- Ward from a 1939 issue of The Guider
- Born: Rosa Cliff Ward 10 April 1893 Bengal, India
- Died: 17 August 1984 (aged 91) Dorset, England
- Occupation: Girl Guide leader

= Rosa Ward =

Welsh Girl Guide leader

Rosa Ward OBE, JP (10 April 1893 – 17 August 1984) was a pioneer of the Girl Guide movement. She was chair of the Guide International Service from 1942 to 1954. She was a recipient of the Silver Fish Award, the movement's highest adult honour.

==Girl Guides==
Ward formed 1st Denbigh Guide Company, North Wales’ first Guide company, in 1912. Four years later she organised what is likely to have been the first Guide camp in Wales at Segrwyd, Denbigh. Between 1917-1946 she was Denbighshire’s first County Commissioner. In the 1930s she was Guide Commissioner for Camping. From 1939-1944 she was Chief Commissioner for Wales and from 1946-1956 Denbighshire County President.

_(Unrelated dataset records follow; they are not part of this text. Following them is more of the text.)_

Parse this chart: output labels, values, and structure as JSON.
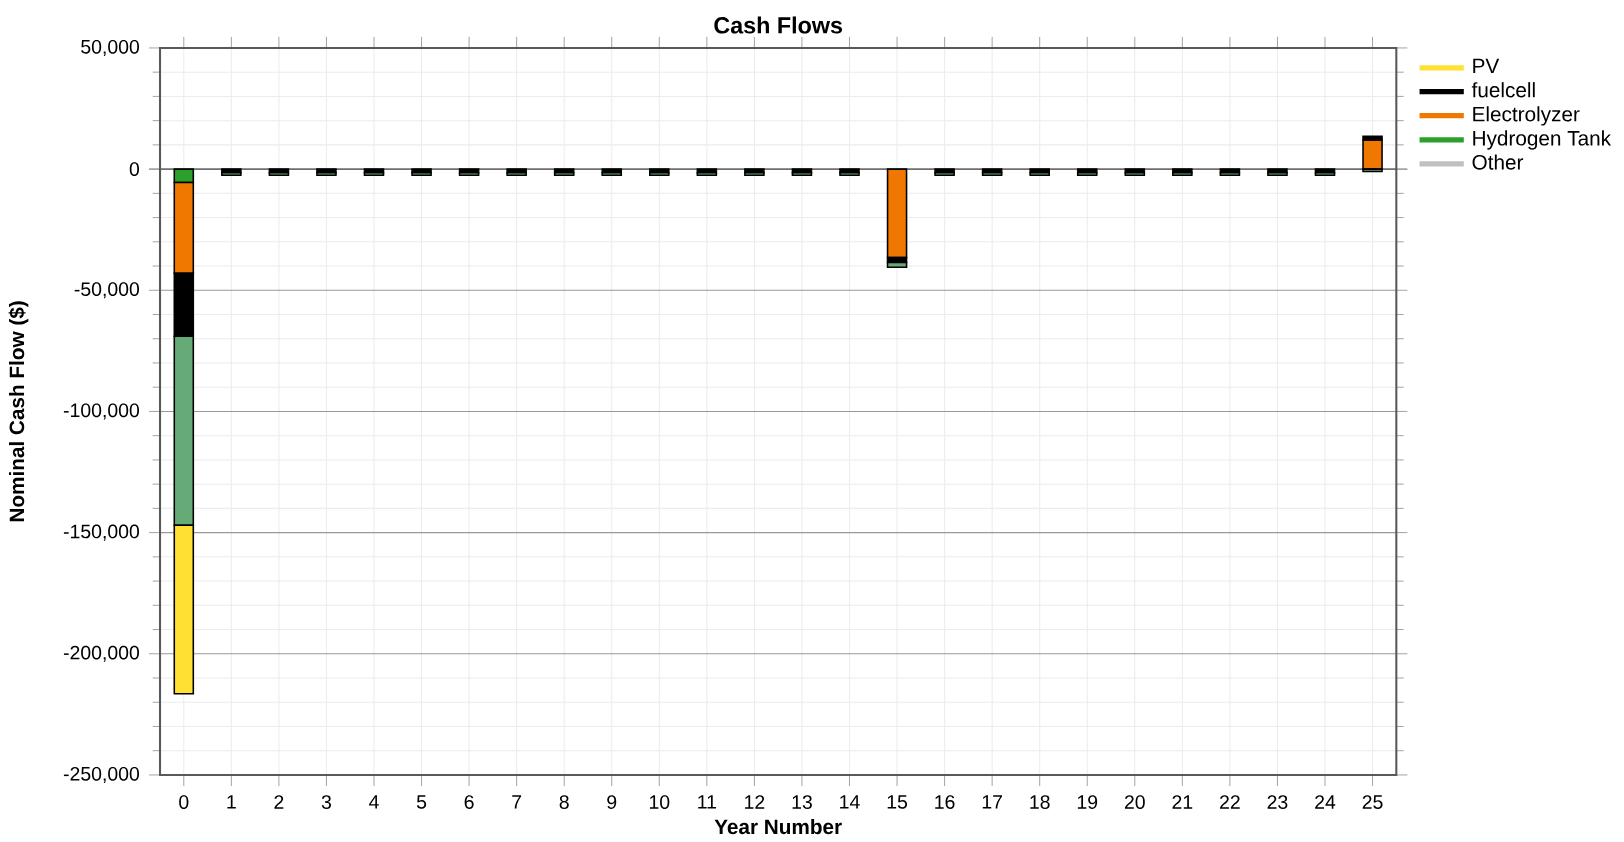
{
  "chart_data": {
    "type": "bar",
    "stacked": true,
    "title": "Cash Flows",
    "xlabel": "Year Number",
    "ylabel": "Nominal Cash Flow ($)",
    "categories": [
      "0",
      "1",
      "2",
      "3",
      "4",
      "5",
      "6",
      "7",
      "8",
      "9",
      "10",
      "11",
      "12",
      "13",
      "14",
      "15",
      "16",
      "17",
      "18",
      "19",
      "20",
      "21",
      "22",
      "23",
      "24",
      "25"
    ],
    "series": [
      {
        "name": "Other",
        "color": "#c0c0c0",
        "values": [
          0,
          0,
          0,
          0,
          0,
          0,
          0,
          0,
          0,
          0,
          0,
          0,
          0,
          0,
          0,
          0,
          0,
          0,
          0,
          0,
          0,
          0,
          0,
          0,
          0,
          0
        ]
      },
      {
        "name": "Hydrogen Tank",
        "color": "#2ca02c",
        "values": [
          -5500,
          0,
          0,
          0,
          0,
          0,
          0,
          0,
          0,
          0,
          0,
          0,
          0,
          0,
          0,
          0,
          0,
          0,
          0,
          0,
          0,
          0,
          0,
          0,
          0,
          0
        ]
      },
      {
        "name": "Electrolyzer",
        "color": "#f07800",
        "values": [
          -37500,
          0,
          0,
          0,
          0,
          0,
          0,
          0,
          0,
          0,
          0,
          0,
          0,
          0,
          0,
          -36500,
          0,
          0,
          0,
          0,
          0,
          0,
          0,
          0,
          0,
          12000
        ]
      },
      {
        "name": "fuelcell",
        "color": "#000000",
        "values": [
          -26000,
          -1500,
          -1500,
          -1500,
          -1500,
          -1500,
          -1500,
          -1500,
          -1500,
          -1500,
          -1500,
          -1500,
          -1500,
          -1500,
          -1500,
          -2000,
          -1500,
          -1500,
          -1500,
          -1500,
          -1500,
          -1500,
          -1500,
          -1500,
          -1500,
          1500
        ]
      },
      {
        "name": null,
        "color": "#66aa77",
        "values": [
          -78000,
          -1000,
          -1000,
          -1000,
          -1000,
          -1000,
          -1000,
          -1000,
          -1000,
          -1000,
          -1000,
          -1000,
          -1000,
          -1000,
          -1000,
          -2000,
          -1000,
          -1000,
          -1000,
          -1000,
          -1000,
          -1000,
          -1000,
          -1000,
          -1000,
          -1000
        ]
      },
      {
        "name": "PV",
        "color": "#ffe033",
        "values": [
          -69500,
          0,
          0,
          0,
          0,
          0,
          0,
          0,
          0,
          0,
          0,
          0,
          0,
          0,
          0,
          0,
          0,
          0,
          0,
          0,
          0,
          0,
          0,
          0,
          0,
          0
        ]
      }
    ],
    "ylim": [
      -250000,
      50000
    ],
    "yticks": [
      {
        "value": -250000,
        "label": "-250,000"
      },
      {
        "value": -200000,
        "label": "-200,000"
      },
      {
        "value": -150000,
        "label": "-150,000"
      },
      {
        "value": -100000,
        "label": "-100,000"
      },
      {
        "value": -50000,
        "label": "-50,000"
      },
      0,
      {
        "value": 50000,
        "label": "50,000"
      }
    ],
    "grid": true,
    "legend": "right"
  }
}
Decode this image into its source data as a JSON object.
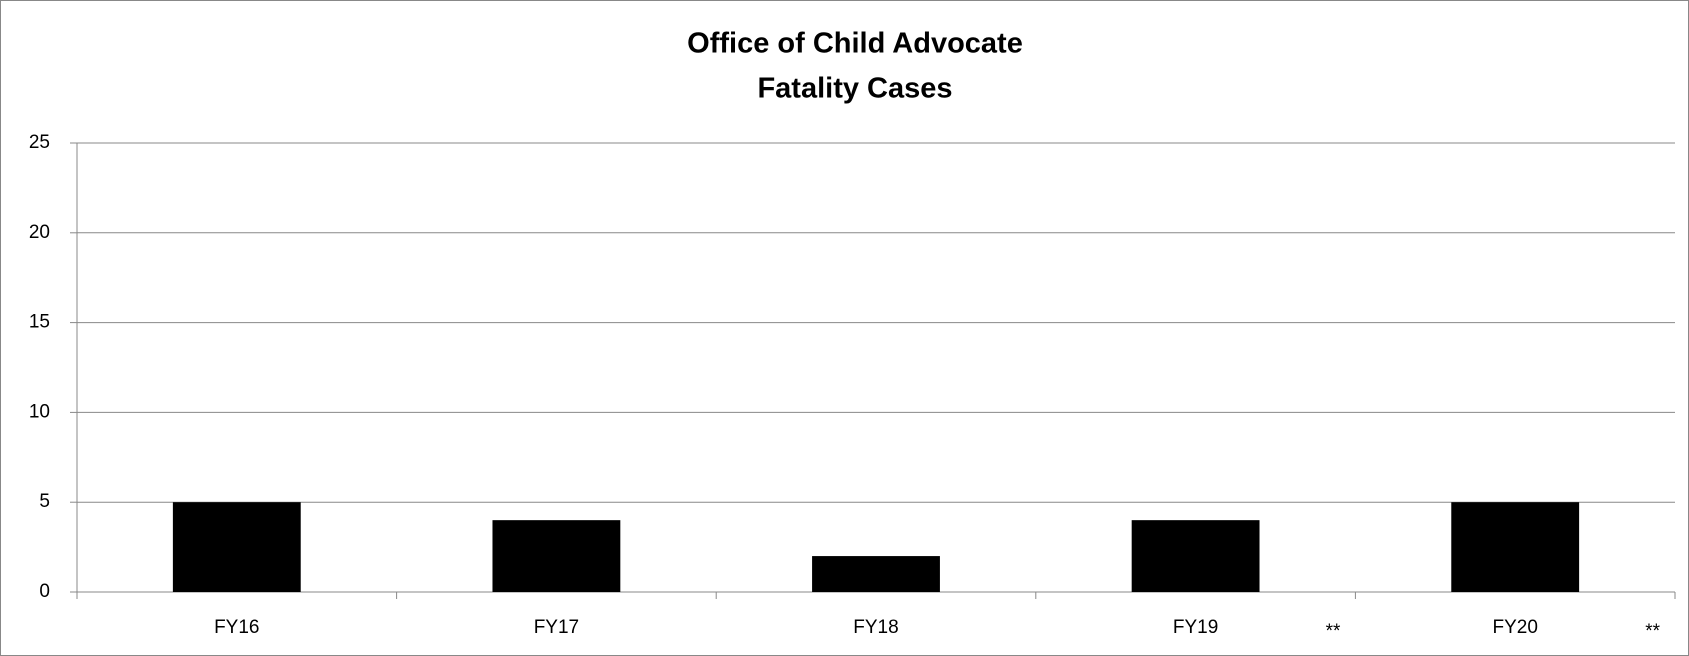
{
  "chart_data": {
    "type": "bar",
    "title": "Office of Child Advocate",
    "subtitle": "Fatality Cases",
    "categories": [
      "FY16",
      "FY17",
      "FY18",
      "FY19",
      "FY20"
    ],
    "values": [
      5,
      4,
      2,
      4,
      5
    ],
    "color": "#000000",
    "ylim": [
      0,
      25
    ],
    "yticks": [
      0,
      5,
      10,
      15,
      20,
      25
    ],
    "grid": true,
    "annotations": [
      "**",
      "**"
    ]
  }
}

Together with Lady Clarendon, Ward initiated the idea of a club for Girl Guiding's adult members. The Guide Club ran from its location in Belgrave Square from 1949 to 1976, when it closed for financial reasons.

From 1961 to her death in 1984 she was vice-president of the Girl Guides Association.

==Guide International Service==
The Guide International Service (GIS) was formed in April 1942. It was one of 11 societies forming the Council of British Societies for Relief Abroad (COBSRA). It provided 50 teams of volunteer adult Girl Guide leaders to work in close cooperation with the British government and the United Nations Relief and Rehabilitation Administration (UNRRA). Each team provided on-the-ground support in Europe after World War II, including Bergen-Belsen displaced persons camp.

Ward agreed to be temporary chair of the GIS committee until “a more suitable person was found”. She held the position for 12 years, the entire duration of the organisation's existence. In this role she organised training, test camps and lectures for prospective recruits. She also oversaw a significant fundraising effort to equip teams and train volunteer leaders, with Girl Guides in the UK and across the Commonwealth raising £168,890 (equivalent to £4,600,000 in 2023) towards GIS's relief work.

Ward first travelled to the British occupation zone in Germany in November 1945, making an annual tour of every GIS team in Europe for the subsequent five years.

==Awards and honours==
- 1928 – Silver Fish Award
- 1948 – OBE for her work with GIS
- 1997 – two stained glass windows were dedicated to Ward in the main hall of Tŷ Clwyd, Girlguiding Clwyd's County House in Llanfair Talhaiarn where “the rays of light stream through to inspire the next generation of Rainbows, Brownies) and Guides.”
- 2017 – Ward's outstanding commitment to Guiding in Wales and the GIS was recognised in the Welsh Year of Legends

==Personal life==
Rosa Cliff Ward was born in Dunga Gali, Bengal, India to father Brigadier General Thomas Ward and mother Jeanette Octavia. She had a younger sister, Barbara. By 1901 she was living in Aldershot, England. During World War I she was a member of Denbigh's Voluntary Aid Detachment. In 1942 she was appointed Justice of the peace for Denbighshire. Ward died at home in Corscombe, Dorset in 1984.